Book review: Everywhere I Look, Helen Garner (2016)

I seem to remember this book being talked about on TV by Leigh Sales as a book replete with positive stories but I have to admit that, for me, this strange little miscellany resembled nothing more than a collection of bric-a-brac. All very entertaining, I'm quite sure, but it's not something that has a solid core that you can easily address in a critical appraisal like the one you are currently reading.

To be quite honest the pieces that appealed most to me were of an autobiographical nature. I've not seem diary entries being used in this way by a reputable non-fiction author before, so it was something that strikes me as being out-of-the-ordinary. But I loved reading about Garner's children and beloved grandchildren. She is, of course, the age of anyone's nanna, and is well qualified to be telling people what she thinks of little Tom or whomever she is charged with keeping an eye on at any one time. There is a deep humanity at work in these whisper-slight vignettes, small slivers of time and action that capture something of lived experience in a fresh and engaging way.

Elsewhere in the book we find some of the reportage for which Garner is probably now most famous. She has spent many, many hours seated in courtrooms taking notes and observing the proceedings in camera. Here you will find some new pieces - though short ones - to add to her well-known catalogue of writing on crime and the darker parts of the human soul.

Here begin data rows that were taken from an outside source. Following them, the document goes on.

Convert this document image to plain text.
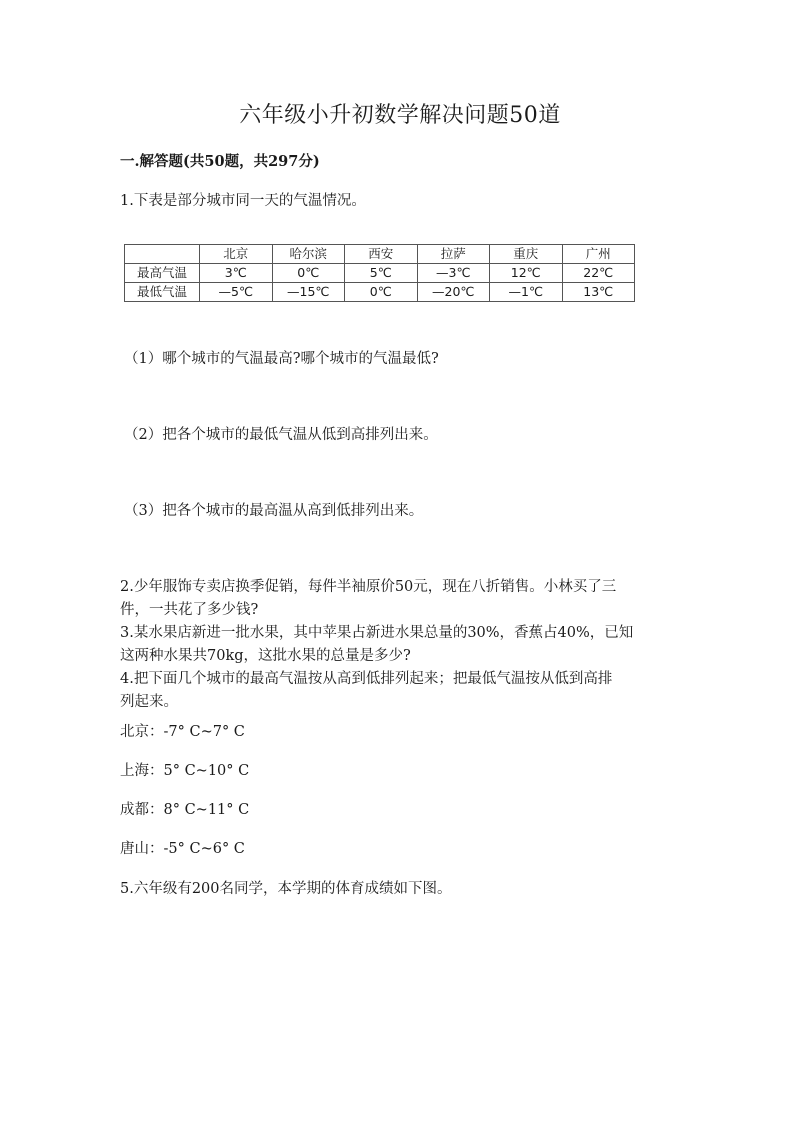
六年级小升初数学解决问题50道
一.解答题(共50题，共297分)
1.下表是部分城市同一天的气温情况。
	北京	哈尔滨	西安	拉萨	重庆	广州
最高气温	3℃	0℃	5℃	—3℃	12℃	22℃
最低气温	—5℃	—15℃	0℃	—20℃	—1℃	13℃
（1）哪个城市的气温最高?哪个城市的气温最低?
（2）把各个城市的最低气温从低到高排列出来。
（3）把各个城市的最高温从高到低排列出来。
2.少年服饰专卖店换季促销，每件半袖原价50元，现在八折销售。小林买了三
件，一共花了多少钱?
3.某水果店新进一批水果，其中苹果占新进水果总量的30%，香蕉占40%，已知
这两种水果共70kg，这批水果的总量是多少?
4.把下面几个城市的最高气温按从高到低排列起来；把最低气温按从低到高排
列起来。
北京：-7° C~7° C
上海：5° C~10° C
成都：8° C~11° C
唐山：-5° C~6° C
5.六年级有200名同学，本学期的体育成绩如下图。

I was sometimes terribly moved while reading this book. Often I would skip quickly, with a sigh, from the end of one piece to the beginning of the next, eager to discover what new gem Garner had chosen to display for my entertainment and instruction. The difficulties of other people's dogs, the problems with being of a certain age and female, or the wonder of small boys who say outrageous things without even meaning to. Life is a puzzle. But you'd have to say that despite the irregular construction of the whole the parts are very much worth the reading. And finishing up with a tour-de-force on the non-linguistic medium of ballet serves to highlight most forcibly the rare quality of Garner's art.